What is minimum speed needed to throw object over a wall that height h and at distance d? (I am not expert in English. I will write as well as I can.)
I ask this question because I want to solve
(What is minimum speed needed to jump over sphere object that has radius R and at distance d?)
But I think I have to this question before. This question is like that question but condition to find u minimum is less complex.
If I know how to solve this question, I may be able to solve that question.
To understand this question easier, lets see this picture.

From this picture, what is minimum initial speed to throw red ball over this blue wall?
(assume red ball is very small and throw form h=0 and blue wall is very thin)
d and h can be any positive real number. g is a gravitational acceleration(approximately 9.80665 $m/s^2$).
This is a mathematical-physics question but mainly in maths.
I can do physics part but have problem in maths part.
Physics Part : Let red ball in all pictures is at origin point and y is height

The relation between x and y for projectile motion is $y(x) = xtan\theta - \frac{gx^2}{2u^2cos^2\theta}$ , $0 < \theta < \frac{\pi}{2}$
Condition of the wall is $y(d) \geq h$ but for $u_{min}$, $y(d) = h$
$dtan\theta - \frac{gd^2}{2u^2cos^2\theta} = h$
$tan\theta - \frac{gd}{2u^2cos^2\theta} = \frac{h}{d}$
$\frac{gd}{2u^2cos^2\theta} = tan\theta - \frac{h}{d}$
$\frac{1}{u^2} = \frac{2cos^2\theta}{gd}( tan\theta - \frac{h}{d} )$
$u = \sqrt{ \frac{gd}{2cos^2\theta( tan\theta - \frac{h}{d} )} }$
At this point, I don't how to find $u_{min}(d,h)$ from this equation.
(If you give value of d and h (for example, d = 2m and h = 1m), it is possible to find $\theta$ that minimize u.)
I know only that y(x) (parabola curve) for $u_{min}(d,h)$ look like.
Case : d $\leq$ ch (c is a constant.
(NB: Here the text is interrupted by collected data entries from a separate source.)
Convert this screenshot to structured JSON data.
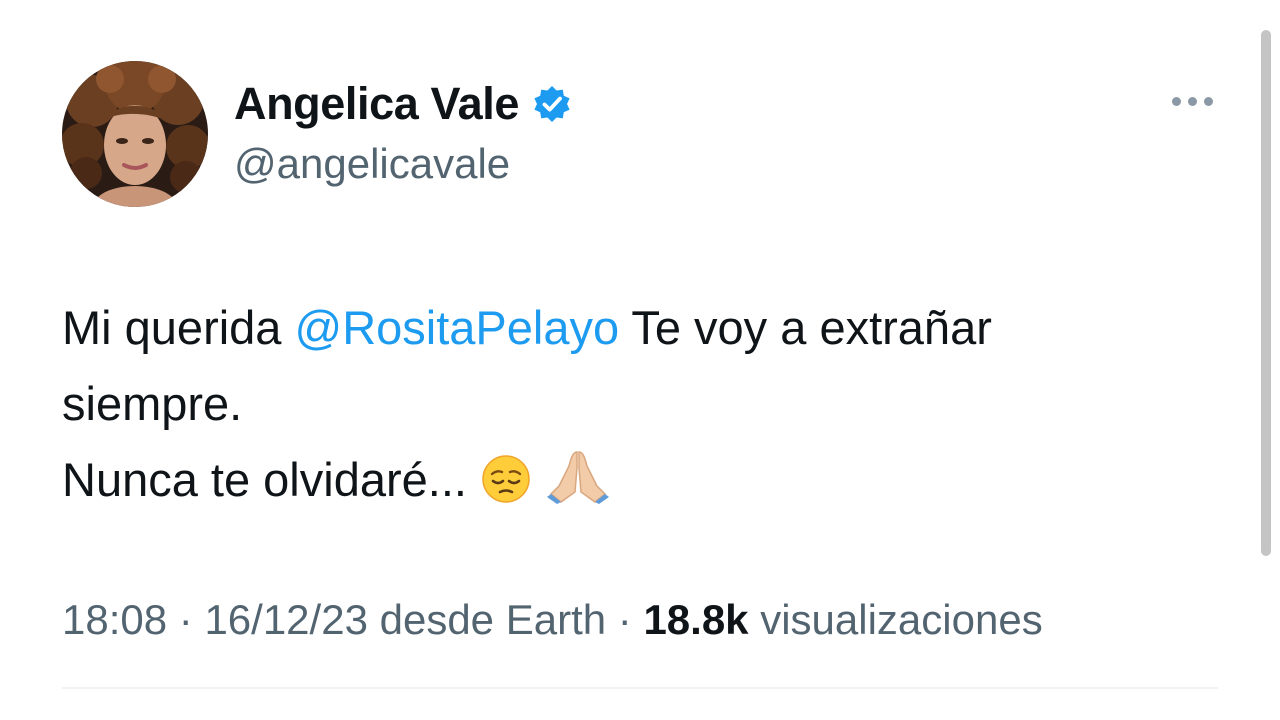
{
  "author": {
    "display_name": "Angelica Vale",
    "handle": "@angelicavale",
    "verified": true,
    "avatar_icon": "profile-photo"
  },
  "tweet": {
    "text_before_mention": "Mi querida ",
    "mention": "@RositaPelayo",
    "text_after_mention": " Te voy a extrañar",
    "line2": "siempre.",
    "line3": "Nunca te olvidaré...",
    "emojis": [
      "pensive-face",
      "folded-hands"
    ]
  },
  "meta": {
    "time": "18:08",
    "separator": " · ",
    "date": "16/12/23",
    "source": " desde Earth",
    "views_count": "18.8k",
    "views_label": " visualizaciones"
  },
  "colors": {
    "accent": "#1d9bf0",
    "secondary_text": "#536471",
    "primary_text": "#0f1419"
  }
}
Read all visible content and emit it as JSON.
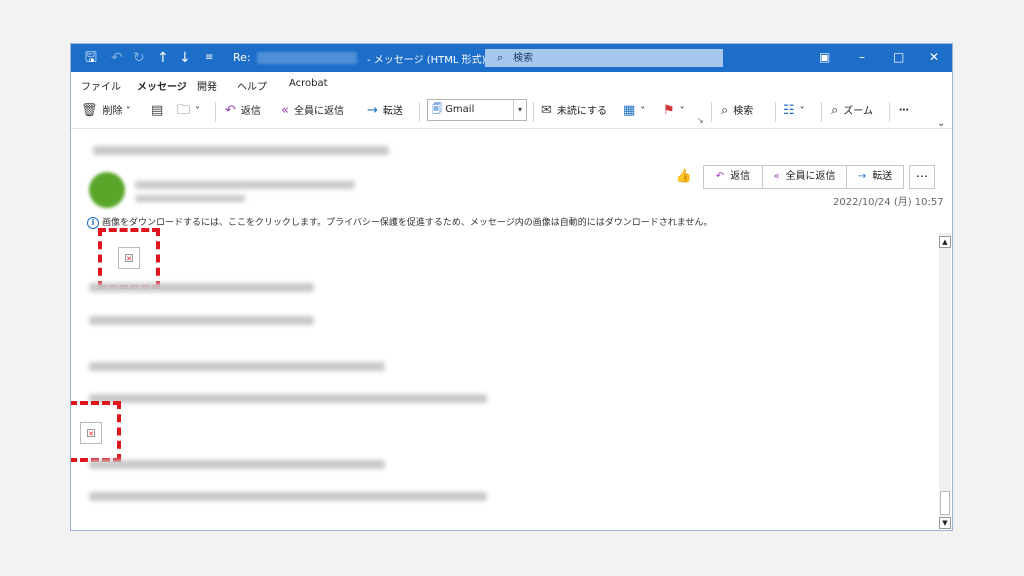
{
  "titlebar": {
    "re_prefix": "Re:",
    "title": "- メッセージ (HTML 形式)",
    "search_label": "検索",
    "icons": [
      "save-icon",
      "undo-icon",
      "redo-icon",
      "up-arrow-icon",
      "down-arrow-icon",
      "customize-icon"
    ]
  },
  "menubar": {
    "items": [
      "ファイル",
      "メッセージ",
      "開発",
      "ヘルプ",
      "Acrobat"
    ],
    "active": "メッセージ"
  },
  "ribbon": {
    "delete_label": "削除",
    "reply_label": "返信",
    "reply_all_label": "全員に返信",
    "forward_label": "転送",
    "quick_step": "Gmail",
    "unread_label": "未読にする",
    "search_label": "検索",
    "zoom_label": "ズーム"
  },
  "message": {
    "reply_label": "返信",
    "reply_all_label": "全員に返信",
    "forward_label": "転送",
    "datetime": "2022/10/24 (月) 10:57",
    "info_text": "画像をダウンロードするには、ここをクリックします。プライバシー保護を促進するため、メッセージ内の画像は自動的にはダウンロードされません。"
  },
  "colors": {
    "titlebar": "#1c6ec9",
    "highlight": "#e0141c"
  }
}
There is a ratio that if d > ch , y(x) won't have maximun point at the top of the wall.)

Case : d > c*h

Please help me.
 A: Substituting $(d,h)$ into the standard projectile trajectory equation gives
$$\begin{align}h&=d\tan\theta-\frac {gd^2}{2u^2\cos^2\theta}\\
u^2&=\frac {gd^2}{2\cos^2\theta(d\tan\theta-h)}\\
&=\frac {gd^2}{2(d\sin\theta\cos\theta-h\cos^2\theta)}\\
&=\frac {gd^2}{d\sin2\theta-h(1-\cos 2\theta)}\\
&=\frac {gd^2}{R(\frac dR\sin2\theta+\frac hR\cos 2\theta) -h}
&&\scriptsize(R=\sqrt{d^2+h^2})\\
&=\frac {g(R^2-h^2)}{R(\sin2\theta\cos\alpha+\cos 2\theta\sin\alpha) -h}
&&\scriptsize(\tan\alpha=h/d)\\
&=\frac {g(R^2-h^2)}{R(\underbrace{\sin(2\theta-\alpha))}_{<=1}-h}\\
{u^*}^2&=\frac {g(R^2-h^2)}{R-h}
&&\scriptsize (u^*=\text{minimum launch velocity})\\\
&=g(R+h)\\
&=\color{red}{g(\sqrt{d^2+h^2}+h)}
\end{align}$$
Note that launch velocity is at a minimum when $2\theta-\alpha=\frac\pi2$, i.e. when $\theta=\frac\pi 4+\frac\alpha 2$.
A: You've started just fine, but then lost the forest for the trees, I think. You want to maximize the function
$$f(\theta) = \sin(2\theta)-\frac{2h}d \cos^2\theta.$$
($f(\theta)$ gives a constant times the quantity $1/u^2$ needed to achieve height $h$ at horizontal distance $d$.)
Basic calculus tells you that this function has a unique critical point on $(0,\pi/2)$ and that it is the maximum point. That maximum occurs when
$$\tan(2\theta) = -\frac dh.$$
A: The last solutions is absolutely correct and complete, however, I would suggest a slightly different approach which would simplify the Math.
Instead of looking for a minimum of launch velocity $u$, one could solve for a maximum of the following (inverse) quantity: $C = g/u^2$,
$$C d^2= - h + h \cos (2 \theta) + d \sin(2 \theta)$$
$$C_{\max} d^2 = - h + \sqrt{h^2+d^2}$$